旦那様、そろそろ離縁のご準備を〜契約結婚三年目、満了日を目前にして旦那様の様子がどこか変です〜
(報告書によれば、あの男が妻を迎え入れたのはいづれもこの三年の間。にも関わらずソフィアまでをも求めるとは、あまりに強欲極まりない。ソフィアは、この事実を知っているのか?)
腕の中で、静かな寝息を立てているソフィア。その無防備な姿に、レイモンドの心臓はぎゅっと締め付けられる。
(どうして君は、あの男と二人きりでいた? いったい何を話していた? これほど無防備な姿を晒せるほど、あの男に心を許しているのか?)
思い返せば、舞踏会に出掛ける前から胸騒ぎはあった。
イシュが今夜の舞踏会に参加するとの情報を得たときから、嫌な予感はしていた。そのせいで、「欠席しても構わない」とソフィアに口走ってしまったほどだ。
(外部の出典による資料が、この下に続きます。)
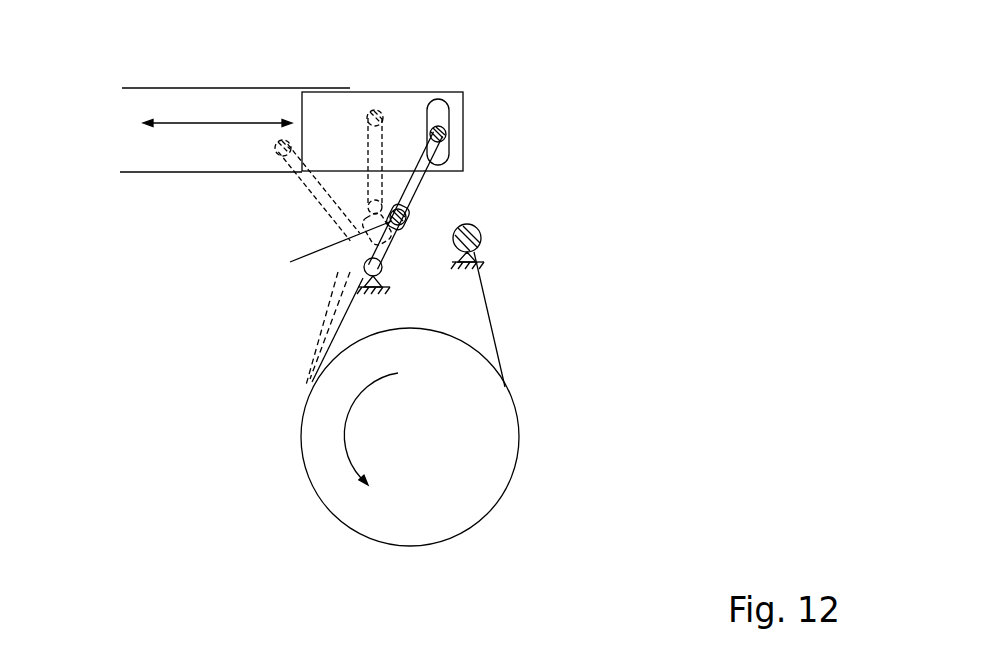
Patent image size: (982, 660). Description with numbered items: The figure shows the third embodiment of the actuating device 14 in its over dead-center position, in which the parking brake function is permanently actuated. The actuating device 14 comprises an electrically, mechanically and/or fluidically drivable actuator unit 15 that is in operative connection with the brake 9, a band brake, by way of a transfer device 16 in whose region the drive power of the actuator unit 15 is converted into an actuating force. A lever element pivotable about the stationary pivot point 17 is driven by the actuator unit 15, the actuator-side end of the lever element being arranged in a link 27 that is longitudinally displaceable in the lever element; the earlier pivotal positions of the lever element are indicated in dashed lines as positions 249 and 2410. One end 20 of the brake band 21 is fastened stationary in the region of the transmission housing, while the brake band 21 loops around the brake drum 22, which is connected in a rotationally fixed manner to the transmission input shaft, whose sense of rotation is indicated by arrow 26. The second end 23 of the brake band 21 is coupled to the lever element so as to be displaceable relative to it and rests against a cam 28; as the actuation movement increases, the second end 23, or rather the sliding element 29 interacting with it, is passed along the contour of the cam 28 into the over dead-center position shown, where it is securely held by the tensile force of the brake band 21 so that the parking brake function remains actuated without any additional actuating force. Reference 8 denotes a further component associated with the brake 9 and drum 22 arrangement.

The actuator unit 15 is at (213, 78).
The actuating device 14 is at (482, 120).
The sliding element 29 is at (420, 200).
The link 27 is at (398, 200).
The stationary pivot point 17 is at (383, 277).
The cam 28 is at (427, 218).
The second end 23 is at (365, 256).
The one end 20 is at (482, 246).
The brake band 21 is at (500, 355).
The brake drum 22 is at (519, 448).
The direction of rotation 26 is at (347, 435).
The transfer device 16 is at (264, 335).
The pivotal position of the lever element 249 is at (310, 202).
The pivotal position of the lever element 2410 is at (372, 198).
The drum device 8 is at (303, 531).
The brake 9 is at (474, 547).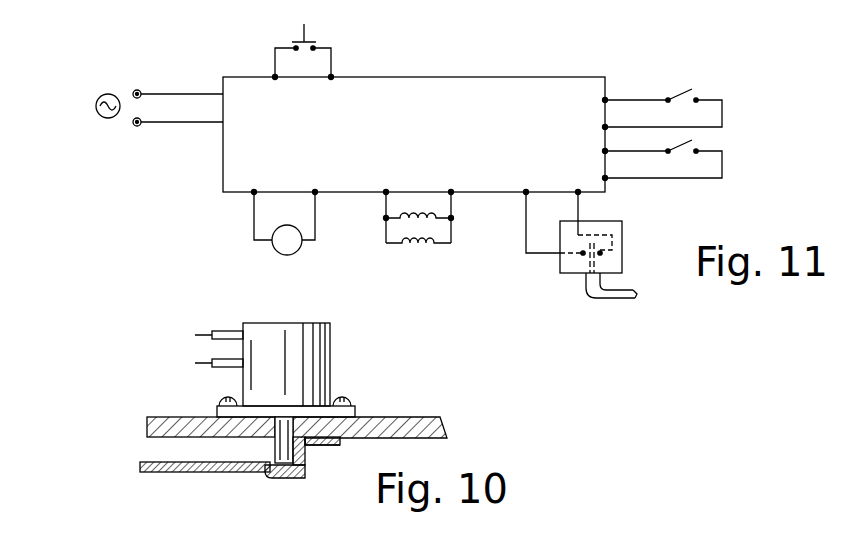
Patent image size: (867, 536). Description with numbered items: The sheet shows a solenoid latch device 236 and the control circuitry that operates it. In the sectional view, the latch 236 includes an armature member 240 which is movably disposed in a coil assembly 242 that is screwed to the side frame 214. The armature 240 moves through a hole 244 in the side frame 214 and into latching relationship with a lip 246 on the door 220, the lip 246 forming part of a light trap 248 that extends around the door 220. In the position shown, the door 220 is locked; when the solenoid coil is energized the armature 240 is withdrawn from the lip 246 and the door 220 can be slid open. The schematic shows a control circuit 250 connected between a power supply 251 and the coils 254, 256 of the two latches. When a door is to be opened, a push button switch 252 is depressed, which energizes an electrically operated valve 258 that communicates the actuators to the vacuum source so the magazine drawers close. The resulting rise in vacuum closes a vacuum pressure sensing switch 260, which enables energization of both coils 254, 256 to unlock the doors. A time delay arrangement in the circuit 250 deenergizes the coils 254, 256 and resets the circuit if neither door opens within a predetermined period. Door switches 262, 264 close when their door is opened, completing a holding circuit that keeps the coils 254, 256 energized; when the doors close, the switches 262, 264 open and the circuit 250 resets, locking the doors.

In FIG. 11, the control circuit 250 is at (566, 70).
In FIG. 11, the power supply 251 is at (108, 93).
In FIG. 11, the push button switch 252 is at (312, 42).
In FIG. 11, the coil 254 is at (418, 214).
In FIG. 11, the coil 256 is at (424, 246).
In FIG. 11, the electrically operated valve 258 is at (268, 253).
In FIG. 11, the vacuum pressure sensing switch 260 is at (560, 262).
In FIG. 11, the door switch 262 is at (678, 91).
In FIG. 11, the door switch 264 is at (688, 141).
In FIG. 10, the side frame 214 is at (145, 428).
In FIG. 10, the door 220 is at (160, 472).
In FIG. 10, the solenoid latch device 236 is at (348, 374).
In FIG. 10, the armature member 240 is at (275, 441).
In FIG. 10, the coil assembly 242 is at (292, 346).
In FIG. 10, the hole 244 is at (358, 417).
In FIG. 10, the lip 246 is at (309, 462).
In FIG. 10, the light trap 248 is at (288, 479).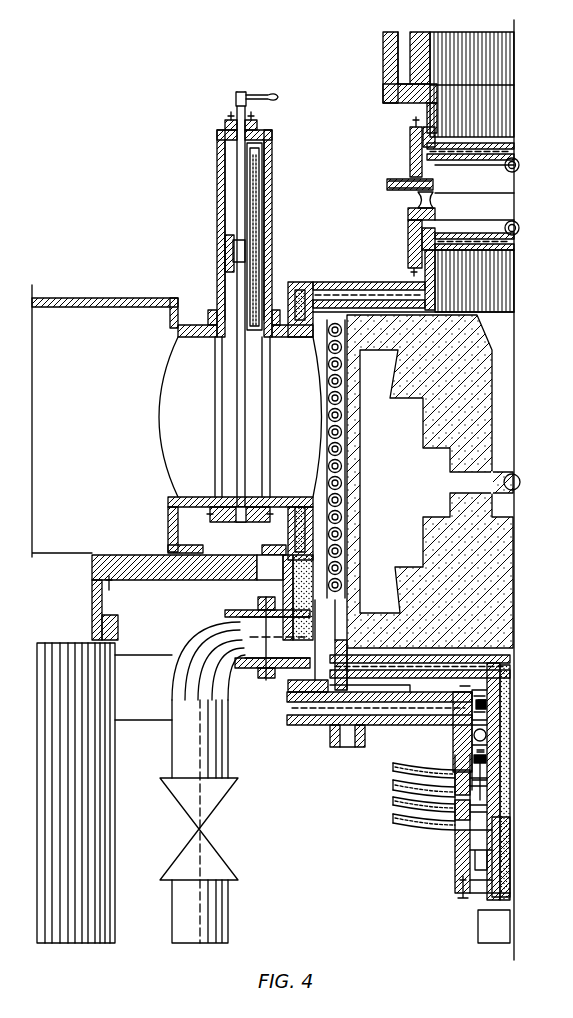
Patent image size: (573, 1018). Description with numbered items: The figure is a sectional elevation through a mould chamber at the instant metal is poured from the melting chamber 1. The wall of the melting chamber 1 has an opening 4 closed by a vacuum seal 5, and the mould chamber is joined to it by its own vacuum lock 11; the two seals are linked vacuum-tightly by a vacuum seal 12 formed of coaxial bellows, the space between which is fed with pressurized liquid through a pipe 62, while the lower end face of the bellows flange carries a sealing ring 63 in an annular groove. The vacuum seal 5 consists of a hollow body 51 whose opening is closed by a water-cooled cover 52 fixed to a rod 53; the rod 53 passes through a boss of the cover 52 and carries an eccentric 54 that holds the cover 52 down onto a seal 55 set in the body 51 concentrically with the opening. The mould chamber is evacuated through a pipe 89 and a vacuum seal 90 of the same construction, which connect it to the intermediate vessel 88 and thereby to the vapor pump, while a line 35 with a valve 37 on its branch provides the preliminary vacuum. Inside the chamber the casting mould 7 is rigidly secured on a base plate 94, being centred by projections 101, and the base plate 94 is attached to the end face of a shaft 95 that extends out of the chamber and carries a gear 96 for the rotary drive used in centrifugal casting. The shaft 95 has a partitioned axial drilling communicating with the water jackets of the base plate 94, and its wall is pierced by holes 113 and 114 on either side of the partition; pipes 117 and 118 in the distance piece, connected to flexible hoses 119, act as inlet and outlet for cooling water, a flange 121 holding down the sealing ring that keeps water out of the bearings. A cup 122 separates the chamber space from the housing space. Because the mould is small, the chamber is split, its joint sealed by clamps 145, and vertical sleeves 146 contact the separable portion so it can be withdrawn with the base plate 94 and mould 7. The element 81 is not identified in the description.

The melting chamber 1 is at (383, 50).
The opening 4 is at (468, 96).
The vacuum seal 5 is at (408, 147).
The hollow body 51 is at (410, 157).
The eccentric 54 is at (519, 165).
The pipe 62 is at (387, 183).
The vacuum seal 12 is at (415, 200).
The sealing ring 63 is at (408, 226).
The vacuum lock 11 is at (405, 248).
The casting mould 7 is at (453, 318).
The vacuum seal 90 is at (274, 225).
The water-cooled cover 52 is at (258, 152).
The rod 53 is at (236, 118).
The intermediate vessel 88 is at (102, 308).
The pipe 89 is at (290, 341).
The seal 55 is at (246, 506).
The lower housing 81 is at (262, 550).
The line 35 is at (222, 760).
The valve 37 is at (220, 866).
The projections 101 is at (343, 630).
The base plate 94 is at (437, 655).
The clamps 145 is at (296, 712).
The sleeves 146 is at (338, 748).
The cup 122 is at (500, 702).
The flange 121 is at (500, 752).
The pipe 117 is at (452, 770).
The hole 113 is at (498, 780).
The hole 114 is at (498, 805).
The flexible hoses 119 is at (400, 810).
The pipe 118 is at (452, 812).
The shaft 95 is at (508, 900).
The gear 96 is at (478, 926).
それはソフィアの体調を気遣いつつも、彼女を信じきれない不安から出た言葉だった。
契約期間の満了を待たずして、ソフィアが自分の元を去ってしまうのではという不安。
(――だが、まさか本当にこんなことになるとは……)
今すぐ彼女を揺り起こし、問いただしてしまいたい。
あの男といったい何をしていたのかと。少なくとも今はまだ、俺の妻であるはずだ。それなのに――と。
だがそれと同じくらい、いや、それ以上に、真実を知る恐ろしさに苛まれている。
何も見なかったことにしてしまいたい。聞かなかったふりをして、何事もなかったかのように明日を迎えられればと――相反する気持ちがせめぎ合い、葛藤が渦を巻く。
(俺は君に、社交は最低限でいいと伝えた。それでも積極的に参加していたのは、イシュの商売を助けるためだったのか? 俺の知らぬところで、あいつのために動いていたのか?)
裏切られたような感覚が、胸を締めつける。